A TERRA NATAL

O violonista compõe a pintura de sua terra natal enquanto a partitura das ruas próximas, quase coladas à janela, invadem-lhe os olhos com notas dissonantes, estridentemente alineares.

A terra natal é longe demais, nem sabe quando. Quanto do seu perfume se reflete na pintura que o violino tece é algo que sempre lhe escapará. E, no entanto, uma e outra nota da partitura, a ecoarem na janela, toques de dedos, carícias da terra antiga nas searas do sangue. De repente.

Calados estão os cânticos na foz da tarde. Na foz da tarde os suores do sonho, os gritos sob a pele, as barcas do esquecimento.

Atravessar a ponte até onde está o descobrimento. Reconhecer-se no ar, na novidade do ar, na luz. Ruas que caminham histórias, histórias para a intimidade do olhar. Nos vitrais das igrejas, pegadas de Deus. A piedade de Deus nas areias da procura.

Coladas na janela, a partitura das ruas próximas.

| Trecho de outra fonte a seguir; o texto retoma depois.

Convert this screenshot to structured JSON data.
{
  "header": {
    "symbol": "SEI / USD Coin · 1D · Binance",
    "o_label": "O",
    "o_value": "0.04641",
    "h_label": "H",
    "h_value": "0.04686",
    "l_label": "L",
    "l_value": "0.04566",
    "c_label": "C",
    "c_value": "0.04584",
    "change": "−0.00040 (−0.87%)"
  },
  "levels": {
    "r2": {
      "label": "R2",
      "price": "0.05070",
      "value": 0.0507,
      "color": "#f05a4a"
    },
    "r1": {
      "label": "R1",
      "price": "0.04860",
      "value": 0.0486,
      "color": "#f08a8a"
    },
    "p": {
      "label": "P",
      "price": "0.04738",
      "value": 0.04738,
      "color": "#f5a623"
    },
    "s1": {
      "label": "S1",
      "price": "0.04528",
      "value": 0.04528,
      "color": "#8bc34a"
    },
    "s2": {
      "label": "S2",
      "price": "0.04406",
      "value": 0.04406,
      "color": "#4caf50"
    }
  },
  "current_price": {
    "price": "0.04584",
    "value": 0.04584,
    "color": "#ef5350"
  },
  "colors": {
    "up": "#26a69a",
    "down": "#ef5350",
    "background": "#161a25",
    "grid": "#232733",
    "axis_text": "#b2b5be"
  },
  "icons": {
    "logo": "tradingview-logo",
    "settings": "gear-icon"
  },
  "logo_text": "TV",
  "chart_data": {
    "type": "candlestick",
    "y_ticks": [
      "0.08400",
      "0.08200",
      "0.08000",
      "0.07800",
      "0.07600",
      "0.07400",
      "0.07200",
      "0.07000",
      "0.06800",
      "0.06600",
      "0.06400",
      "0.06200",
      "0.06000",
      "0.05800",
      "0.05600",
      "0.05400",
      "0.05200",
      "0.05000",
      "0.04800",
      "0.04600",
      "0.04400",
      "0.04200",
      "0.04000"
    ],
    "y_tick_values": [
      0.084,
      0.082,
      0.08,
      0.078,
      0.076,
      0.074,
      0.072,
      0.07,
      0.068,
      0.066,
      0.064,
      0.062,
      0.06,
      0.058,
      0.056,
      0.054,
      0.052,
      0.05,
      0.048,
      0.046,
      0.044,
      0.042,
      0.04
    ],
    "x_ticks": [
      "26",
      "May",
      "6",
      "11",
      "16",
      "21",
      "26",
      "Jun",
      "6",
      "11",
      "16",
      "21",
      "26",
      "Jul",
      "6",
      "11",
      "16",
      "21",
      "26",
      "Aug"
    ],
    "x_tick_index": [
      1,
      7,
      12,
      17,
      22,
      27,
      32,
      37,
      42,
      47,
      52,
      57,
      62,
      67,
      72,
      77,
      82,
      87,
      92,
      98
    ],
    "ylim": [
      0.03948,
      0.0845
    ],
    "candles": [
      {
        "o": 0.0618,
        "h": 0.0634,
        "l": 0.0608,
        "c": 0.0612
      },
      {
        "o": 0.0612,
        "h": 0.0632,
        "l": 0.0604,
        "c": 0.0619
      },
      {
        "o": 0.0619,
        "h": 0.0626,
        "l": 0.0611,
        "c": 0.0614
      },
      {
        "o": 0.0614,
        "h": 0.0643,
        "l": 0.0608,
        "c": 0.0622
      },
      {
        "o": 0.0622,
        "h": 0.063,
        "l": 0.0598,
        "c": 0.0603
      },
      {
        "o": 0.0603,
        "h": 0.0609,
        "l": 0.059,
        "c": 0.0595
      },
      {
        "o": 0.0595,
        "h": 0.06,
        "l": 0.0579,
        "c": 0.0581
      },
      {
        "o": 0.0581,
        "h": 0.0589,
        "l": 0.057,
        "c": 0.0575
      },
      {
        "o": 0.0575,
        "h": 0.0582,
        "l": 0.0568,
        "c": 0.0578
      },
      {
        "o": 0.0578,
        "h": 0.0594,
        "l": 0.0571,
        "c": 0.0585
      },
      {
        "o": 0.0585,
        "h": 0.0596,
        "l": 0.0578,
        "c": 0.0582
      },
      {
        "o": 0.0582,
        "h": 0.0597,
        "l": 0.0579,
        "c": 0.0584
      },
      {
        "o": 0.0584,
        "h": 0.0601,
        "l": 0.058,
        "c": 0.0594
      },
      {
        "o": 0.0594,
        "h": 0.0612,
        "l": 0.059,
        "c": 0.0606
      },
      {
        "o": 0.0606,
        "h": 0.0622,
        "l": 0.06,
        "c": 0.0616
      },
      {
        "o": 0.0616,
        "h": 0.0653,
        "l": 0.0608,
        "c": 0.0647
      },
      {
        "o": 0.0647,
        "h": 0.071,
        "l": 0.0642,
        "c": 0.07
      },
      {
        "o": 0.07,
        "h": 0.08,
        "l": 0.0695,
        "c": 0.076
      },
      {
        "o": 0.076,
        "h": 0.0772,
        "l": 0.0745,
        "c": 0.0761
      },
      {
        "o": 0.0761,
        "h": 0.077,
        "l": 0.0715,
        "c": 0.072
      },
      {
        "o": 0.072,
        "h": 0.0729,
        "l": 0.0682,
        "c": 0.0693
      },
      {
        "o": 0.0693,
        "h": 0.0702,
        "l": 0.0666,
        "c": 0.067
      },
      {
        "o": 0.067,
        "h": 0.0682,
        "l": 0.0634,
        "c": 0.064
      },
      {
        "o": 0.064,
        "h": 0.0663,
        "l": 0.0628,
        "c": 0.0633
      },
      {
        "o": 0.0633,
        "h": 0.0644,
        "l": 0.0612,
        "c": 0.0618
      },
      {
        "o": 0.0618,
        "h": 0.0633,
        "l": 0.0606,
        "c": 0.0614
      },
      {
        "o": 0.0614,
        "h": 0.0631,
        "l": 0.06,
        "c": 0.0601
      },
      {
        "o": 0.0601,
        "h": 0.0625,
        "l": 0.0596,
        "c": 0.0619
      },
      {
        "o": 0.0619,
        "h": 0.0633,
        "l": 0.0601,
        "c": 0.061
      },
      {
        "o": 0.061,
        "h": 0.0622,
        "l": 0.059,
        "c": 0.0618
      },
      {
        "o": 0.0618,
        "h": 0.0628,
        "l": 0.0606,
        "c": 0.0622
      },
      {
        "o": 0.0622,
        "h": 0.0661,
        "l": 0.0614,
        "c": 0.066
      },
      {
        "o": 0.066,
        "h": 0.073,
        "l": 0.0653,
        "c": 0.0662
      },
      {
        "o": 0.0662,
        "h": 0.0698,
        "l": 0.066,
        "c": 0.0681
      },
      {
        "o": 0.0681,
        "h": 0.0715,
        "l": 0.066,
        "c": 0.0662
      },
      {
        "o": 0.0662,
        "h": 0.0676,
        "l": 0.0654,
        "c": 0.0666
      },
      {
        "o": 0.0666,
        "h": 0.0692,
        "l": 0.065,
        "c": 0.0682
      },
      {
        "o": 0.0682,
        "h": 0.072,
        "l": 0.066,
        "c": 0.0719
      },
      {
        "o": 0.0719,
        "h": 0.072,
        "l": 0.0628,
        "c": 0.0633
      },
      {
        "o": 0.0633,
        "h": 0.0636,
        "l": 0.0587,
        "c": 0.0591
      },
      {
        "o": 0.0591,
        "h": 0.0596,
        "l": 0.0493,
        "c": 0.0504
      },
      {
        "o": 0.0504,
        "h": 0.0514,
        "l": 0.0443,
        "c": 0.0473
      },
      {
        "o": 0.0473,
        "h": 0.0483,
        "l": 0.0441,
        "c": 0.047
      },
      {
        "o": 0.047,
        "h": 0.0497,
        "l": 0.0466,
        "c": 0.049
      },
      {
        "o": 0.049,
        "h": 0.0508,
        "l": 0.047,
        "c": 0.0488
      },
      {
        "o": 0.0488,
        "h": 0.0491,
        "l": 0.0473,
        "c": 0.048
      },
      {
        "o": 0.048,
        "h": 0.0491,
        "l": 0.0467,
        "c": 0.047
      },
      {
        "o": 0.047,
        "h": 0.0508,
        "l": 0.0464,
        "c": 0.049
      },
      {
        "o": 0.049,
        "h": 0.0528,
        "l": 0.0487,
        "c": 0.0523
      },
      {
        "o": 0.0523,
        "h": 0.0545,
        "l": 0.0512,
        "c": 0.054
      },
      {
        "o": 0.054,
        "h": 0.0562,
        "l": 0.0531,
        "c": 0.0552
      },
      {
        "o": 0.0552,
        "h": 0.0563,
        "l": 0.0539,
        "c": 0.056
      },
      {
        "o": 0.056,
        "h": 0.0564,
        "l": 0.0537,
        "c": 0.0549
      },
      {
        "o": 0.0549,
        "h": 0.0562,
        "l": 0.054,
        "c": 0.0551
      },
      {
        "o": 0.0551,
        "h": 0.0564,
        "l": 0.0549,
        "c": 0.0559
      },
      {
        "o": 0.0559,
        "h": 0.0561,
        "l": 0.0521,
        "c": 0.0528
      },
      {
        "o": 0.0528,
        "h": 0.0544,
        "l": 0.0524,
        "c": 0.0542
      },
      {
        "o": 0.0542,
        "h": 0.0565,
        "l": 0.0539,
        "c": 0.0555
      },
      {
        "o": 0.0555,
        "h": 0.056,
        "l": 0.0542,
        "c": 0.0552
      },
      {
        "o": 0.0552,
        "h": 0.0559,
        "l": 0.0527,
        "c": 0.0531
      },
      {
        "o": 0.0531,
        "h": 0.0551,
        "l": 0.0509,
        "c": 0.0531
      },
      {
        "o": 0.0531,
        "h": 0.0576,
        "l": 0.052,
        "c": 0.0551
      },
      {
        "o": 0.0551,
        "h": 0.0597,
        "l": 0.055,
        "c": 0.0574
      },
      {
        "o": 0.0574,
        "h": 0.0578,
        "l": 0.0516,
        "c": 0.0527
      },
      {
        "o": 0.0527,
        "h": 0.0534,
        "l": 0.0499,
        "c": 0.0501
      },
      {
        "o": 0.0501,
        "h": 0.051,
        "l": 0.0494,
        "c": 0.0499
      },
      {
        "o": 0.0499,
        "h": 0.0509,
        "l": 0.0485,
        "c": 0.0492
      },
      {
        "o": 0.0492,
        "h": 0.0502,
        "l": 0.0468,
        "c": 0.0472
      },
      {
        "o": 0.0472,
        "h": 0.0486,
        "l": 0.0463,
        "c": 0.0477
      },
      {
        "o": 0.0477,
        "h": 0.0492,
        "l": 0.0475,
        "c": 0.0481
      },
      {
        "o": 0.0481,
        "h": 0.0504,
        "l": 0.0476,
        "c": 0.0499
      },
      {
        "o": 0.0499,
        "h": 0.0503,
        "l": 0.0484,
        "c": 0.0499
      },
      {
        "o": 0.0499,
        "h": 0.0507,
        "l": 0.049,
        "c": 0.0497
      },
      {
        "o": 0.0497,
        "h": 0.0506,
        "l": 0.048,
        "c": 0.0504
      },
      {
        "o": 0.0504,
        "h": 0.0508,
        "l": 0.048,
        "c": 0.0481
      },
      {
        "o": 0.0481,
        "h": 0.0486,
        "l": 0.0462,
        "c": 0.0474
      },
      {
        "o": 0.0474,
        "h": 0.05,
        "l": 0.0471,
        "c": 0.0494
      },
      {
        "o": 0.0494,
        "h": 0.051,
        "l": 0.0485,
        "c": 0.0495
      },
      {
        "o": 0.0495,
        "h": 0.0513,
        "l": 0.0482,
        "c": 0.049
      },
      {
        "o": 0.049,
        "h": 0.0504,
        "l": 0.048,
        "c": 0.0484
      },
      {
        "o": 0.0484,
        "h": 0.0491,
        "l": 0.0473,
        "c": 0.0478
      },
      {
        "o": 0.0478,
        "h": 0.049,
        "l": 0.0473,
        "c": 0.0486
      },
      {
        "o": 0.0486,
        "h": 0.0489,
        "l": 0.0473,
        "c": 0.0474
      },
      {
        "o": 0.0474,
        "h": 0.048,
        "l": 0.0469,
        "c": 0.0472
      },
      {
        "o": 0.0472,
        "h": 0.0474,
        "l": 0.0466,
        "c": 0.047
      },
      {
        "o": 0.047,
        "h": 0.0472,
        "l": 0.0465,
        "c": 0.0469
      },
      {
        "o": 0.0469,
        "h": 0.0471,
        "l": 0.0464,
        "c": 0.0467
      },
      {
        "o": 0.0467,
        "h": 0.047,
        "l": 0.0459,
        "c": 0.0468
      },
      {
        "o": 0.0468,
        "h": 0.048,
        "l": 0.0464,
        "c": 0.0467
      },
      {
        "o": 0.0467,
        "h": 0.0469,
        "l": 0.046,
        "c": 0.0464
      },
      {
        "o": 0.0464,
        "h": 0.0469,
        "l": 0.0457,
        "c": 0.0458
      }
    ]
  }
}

Texto escrito em dia de meu aniversário, 11 de outubro, em 2005, no quarto do Hotel Pantanal, Rua Afonso Celso, Vila Mariana, em frente ao Colégio Brasílio Machado, onde estudei durante sete anos, há tantos, tantos anos... hotel para o qual fugira, porque não queria ser encontrada ( dessas fugas tão necessárias a mim, talvez a muita gente que talvez não ouse confessá-lo a si mesma).